The Book of Speculation: A Novel

It was something he could not promise. He remained still.

Ryzhkova inched toward the barrel where the cards lay, still spread from the last client. She leaned over them and gestured for Amos to do the same. The cart felt smaller and warmer than it had moments before. A single candle provided light. Over their heads the portraits of her relatives flickered in light and shadows, their eyes laughing at him. “I will not trick you. No lies for us. But,” she said, raising a gnarled finger, “I will teach you how.”

Until then Amos’s life had been one of unwavering honesty. When he sat with Ryzhkova and watched her fingers play over the cards, he did not know what it meant to lie or that soon he would lie to the very woman teaching him the art of deception.

She showed him how to slip a card into the edge of his sleeve, how to stash one in his scarf, how to reverse a card to change its meaning, all of it too quick for the untrained eye to see. His first attempts were fumbling, clumsy, and sent her into fits of laughter. Hours of quick turns and pocketing, subtle flips and slides later, Ryzhkova grabbed his sleeve.

“You showed my cards to the girl, didn’t you?”

A subtle tic, a twitch of his left hand betrayed him. Anger flared in Ryzhkova’s eyes, then went dead. He had the sudden thought that a strong wind might blow her away like ash.

“You must not see her.”

He raised a hand to protest, but she continued.

“She is beautiful, yes. But she is not like you, not like me. Look at her. She is half a soul, hungry for another. You stay with this girl,” she spat the word, “and she will drown you.”

He shook his head fiercely.

“She will not mean to. She thinks only of love, not the price. She knows only want. That is the way of Rusalki. Drowned girls.” Her voice hitched. “They lure a man, play with him, dance with him until he dies. They drag him into water, not knowing he will perish. When he is dead they grieve. In grief, they look for another to comfort them, and so they go on. Leave her to another boy, to one who is not mine.”

Amos’s stomach lurched. He could not tell Ryzhkova what he’d seen when he’d held Evangeline, or how it had been she who had pushed him away. His teeth dug into his cheek until he tasted blood.

“I say this to protect you. Because I have seen. Because I love you, like my son.” Her boot hit the table. A card bounced. The Page of Cups, a dark-haired boy with an overflowing goblet. “The girl, she may not know, but she will drink your soul. She cannot help it. Half a soul will kill to be whole.” She struck her hands against the card box, bent thumb standing in defiance, shaking with fear and threat. “You will not lie to me. You do not see her.”





11

JULY 17TH


I have a week. The book is a beautifully broken window with an obstructed view of what is killing us, and something is definitely killing us. It isn’t just my family’s endemic sadness. Yesterday I found a newspaper photograph of my grandmother two days before her death. She’s young, an angel in an Esther Williams swimsuit, smiling so brightly it hurt. Genuine happiness, then nothing. Enola is home, falling into trances with tarot cards.

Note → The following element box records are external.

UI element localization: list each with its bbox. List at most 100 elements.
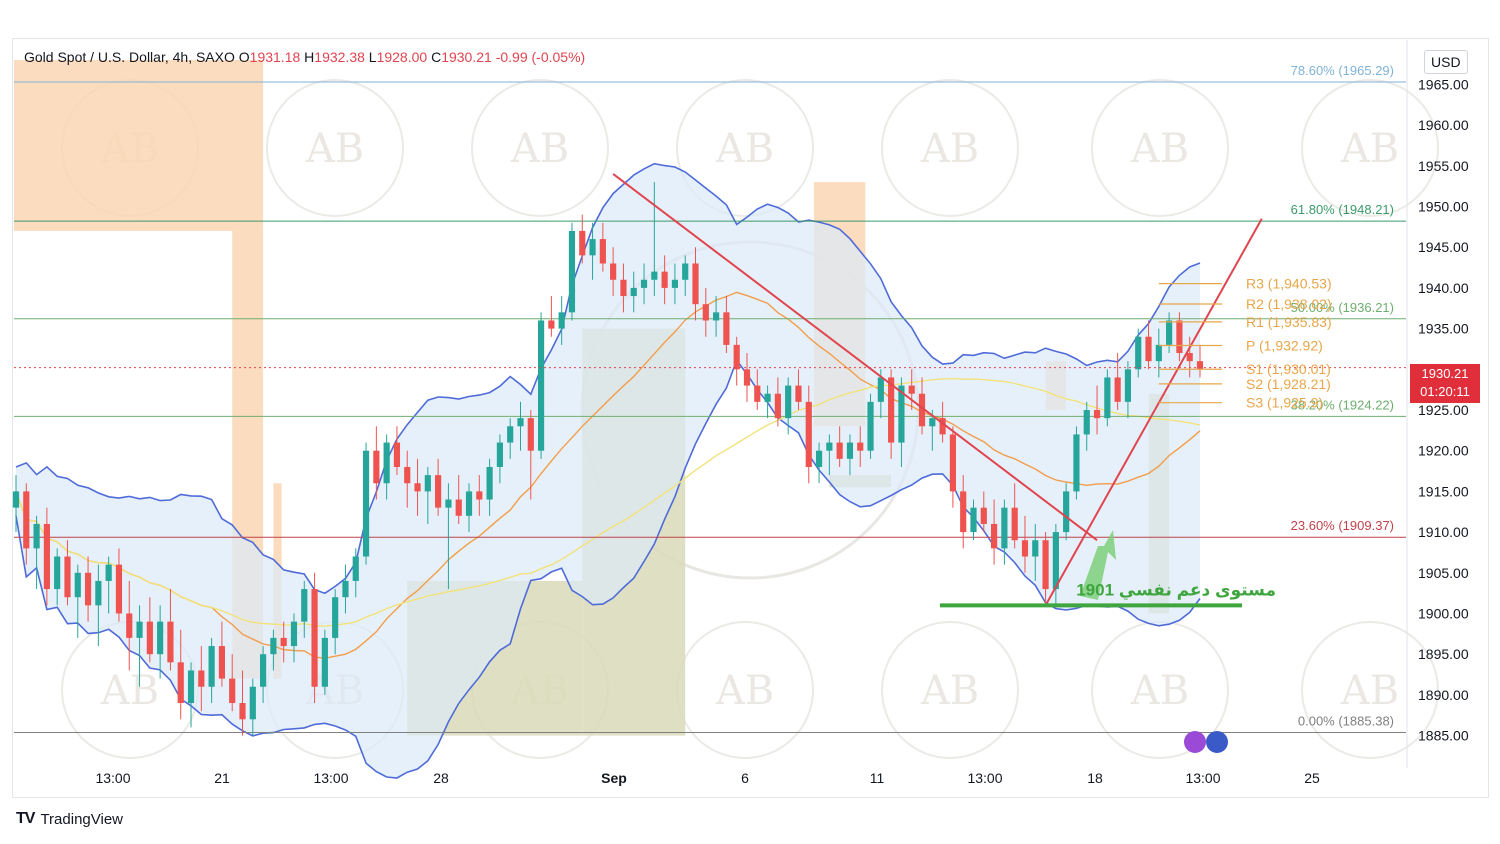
downtrend-line <box>612 173 1098 542</box>
high-value: 1932.38 <box>314 49 365 65</box>
candle-body <box>167 621 174 663</box>
candle-body <box>826 442 833 451</box>
time-tick-label: 11 <box>870 770 885 786</box>
candle-body <box>373 450 380 484</box>
watermark-text: AB <box>920 668 979 714</box>
candle-body <box>43 523 50 590</box>
candle-body <box>692 263 699 305</box>
candle-body <box>929 418 936 427</box>
candle-body <box>949 434 956 492</box>
candle-body <box>332 597 339 638</box>
symbol-name[interactable]: Gold Spot / U.S. Dollar, 4h, SAXO <box>24 49 235 65</box>
us-flag-icon <box>1206 731 1228 753</box>
candle-body <box>126 613 133 638</box>
candle-body <box>630 287 637 297</box>
watermark-text: AB <box>510 126 569 172</box>
last-price-tag: 1930.21 01:20:11 <box>1410 364 1480 403</box>
brand-name: TradingView <box>40 810 123 828</box>
candle-body <box>1093 410 1101 419</box>
watermark-ring <box>1301 621 1439 759</box>
price-tick-label: 1965.00 <box>1418 76 1469 92</box>
price-tick-label: 1925.00 <box>1418 402 1469 418</box>
open-label: O <box>238 49 250 65</box>
candle-body <box>404 466 411 484</box>
fib-label: 0.00% (1885.38) <box>1298 713 1394 728</box>
candle-body <box>414 483 421 492</box>
candle-body <box>1042 540 1049 590</box>
time-tick-label: 6 <box>741 770 749 786</box>
price-tick-label: 1910.00 <box>1418 524 1469 540</box>
price-tick-label: 1900.00 <box>1418 605 1469 621</box>
watermark-text: AB <box>1340 126 1399 172</box>
candle-body <box>54 556 61 590</box>
watermark-ring <box>881 79 1019 217</box>
time-tick-label: 13:00 <box>967 770 1002 786</box>
candle-body <box>867 401 874 451</box>
time-axis[interactable]: 13:00 21 13:00 28 Sep 6 11 13:00 18 13:00 25 <box>95 770 1320 786</box>
candle-body <box>980 507 987 524</box>
candle-body <box>187 670 195 704</box>
candle-body <box>218 646 226 679</box>
candle-body <box>702 304 709 321</box>
candle-body <box>383 442 390 484</box>
candle-body <box>1032 540 1039 557</box>
close-label: C <box>431 49 442 65</box>
candle-body <box>908 385 915 394</box>
pivot-label: R2 (1,938.02) <box>1246 296 1332 312</box>
candle-body <box>157 621 164 655</box>
price-tick-label: 1920.00 <box>1418 443 1469 459</box>
fib-label: 78.60% (1965.29) <box>1291 63 1394 78</box>
low-label: L <box>368 49 377 65</box>
price-tick-label: 1940.00 <box>1418 280 1469 296</box>
tradingview-logo-icon: TV <box>16 810 35 827</box>
watermark-text: AB <box>715 668 774 714</box>
candle-body <box>589 239 596 256</box>
watermark-layer: ABABABABABABABABABABABABABAB <box>61 79 1439 759</box>
candle-body <box>1124 369 1132 402</box>
candle-body <box>785 385 792 419</box>
candle-body <box>1176 320 1183 354</box>
fib-label: 23.60% (1909.37) <box>1291 518 1394 533</box>
candle-body <box>311 589 318 687</box>
candle-body <box>795 385 802 402</box>
bollinger-lower-line <box>15 358 1201 779</box>
candle-body <box>517 418 524 427</box>
candle-body <box>486 466 493 500</box>
fibonacci-levels: 78.60% (1965.29) 61.80% (1948.21) 50.00% (… <box>14 63 1406 733</box>
candle-body <box>1155 344 1162 362</box>
candle-body <box>1083 410 1090 435</box>
fib-label: 61.80% (1948.21) <box>1291 202 1394 217</box>
candle-body <box>723 312 730 345</box>
candle-body <box>177 662 184 704</box>
pivot-label: S3 (1,925.9) <box>1246 395 1323 411</box>
candle-body <box>970 507 977 533</box>
candle-body <box>733 344 740 370</box>
ma-orange-line <box>15 291 1201 660</box>
last-price: 1930.21 <box>1421 366 1469 381</box>
time-tick-label: 13:00 <box>1185 770 1220 786</box>
candle-body <box>682 263 689 280</box>
candle-body <box>301 589 308 622</box>
candle-body <box>754 385 761 402</box>
event-lightning-icon <box>1184 731 1206 753</box>
candle-body <box>1186 353 1193 362</box>
price-tick-label: 1905.00 <box>1418 565 1469 581</box>
watermark-ring <box>1301 79 1439 217</box>
candle-body <box>1021 540 1029 557</box>
candle-body <box>610 263 617 280</box>
watermark-text: AB <box>305 126 364 172</box>
candle-body <box>74 572 81 598</box>
candle-body <box>888 377 895 443</box>
currency-button[interactable]: USD <box>1424 50 1468 74</box>
ma-yellow-line <box>15 377 1201 627</box>
fib-label: 38.20% (1924.22) <box>1291 397 1394 412</box>
time-tick-label: 25 <box>1304 770 1320 786</box>
candle-body <box>496 442 503 467</box>
fib-label: 50.00% (1936.21) <box>1291 300 1394 315</box>
candle-body <box>1114 377 1121 402</box>
candle-body <box>527 418 534 451</box>
candle-body <box>146 621 153 655</box>
tradingview-brand[interactable]: TV TradingView <box>16 810 123 828</box>
candle-body <box>342 580 349 598</box>
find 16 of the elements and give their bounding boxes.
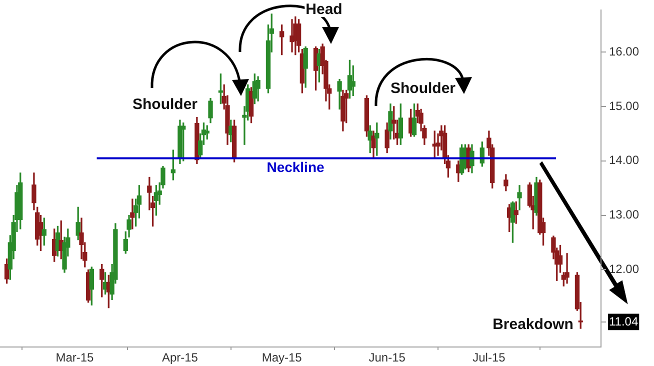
annotation: Head bbox=[306, 1, 342, 18]
annotation: Shoulder bbox=[132, 96, 198, 114]
y-tick-label: 16.00 bbox=[609, 44, 640, 58]
y-tick-label: 12.00 bbox=[609, 262, 640, 276]
x-tick-label: Jul-15 bbox=[472, 350, 506, 365]
x-tick-label: Mar-15 bbox=[56, 350, 94, 365]
annotation: Shoulder bbox=[390, 80, 456, 98]
x-tick-label: Apr-15 bbox=[162, 350, 198, 365]
x-tick-label: May-15 bbox=[262, 350, 302, 365]
y-tick-label: 11.04 bbox=[609, 314, 638, 328]
y-tick-label: 14.00 bbox=[609, 153, 640, 168]
annotation: Breakdown bbox=[492, 316, 574, 334]
y-tick-label: 13.00 bbox=[609, 208, 640, 222]
ref-line-label: Neckline bbox=[266, 159, 325, 176]
x-tick-label: Jun-15 bbox=[368, 350, 406, 365]
y-tick-label: 15.00 bbox=[609, 98, 640, 113]
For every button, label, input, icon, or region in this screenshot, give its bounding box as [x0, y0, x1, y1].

But I’m alive in the water. The bottom swarms with horseshoe crabs. They’ve been here more than a week now, far longer than their mating season. Could be global warming. It’s warmer this summer, and the tides are vacillating to where at low tide I can walk out to the rocks with my feet dry. Joblessness is setting in and each day there is more plaster on the floor. A crab shuffles across my foot. Claws grab and release.

Lavinia Collins drowned in 1876, in Bridgeport, the land of Barnum. If I looked across the water I could see where she died. Born on February 3rd, 1846, to Clara Petrova, daughter of the drowned Bess Visser. Lavinia was dead by thirty. Everything after her birth is in the damaged pages, gone in a wash of spoiled ink and paper. Not a hint of foul play. Last night Churchwarry brought up the Flying Wallendas. Wire walkers, a circus family dating back four hundred years, with a string of falls and accidents tragic enough to be called a curse. Falling wire walkers live in the same world as drowning mermaids. A package arrived this morning, wonderfully musty, with a small note from Churchwarry.

I expect this returned, though there is no rush. I’d let you keep it, but I suspect neither of us can afford that. Marie would shout at me until my ears fell off. It’s rather rare.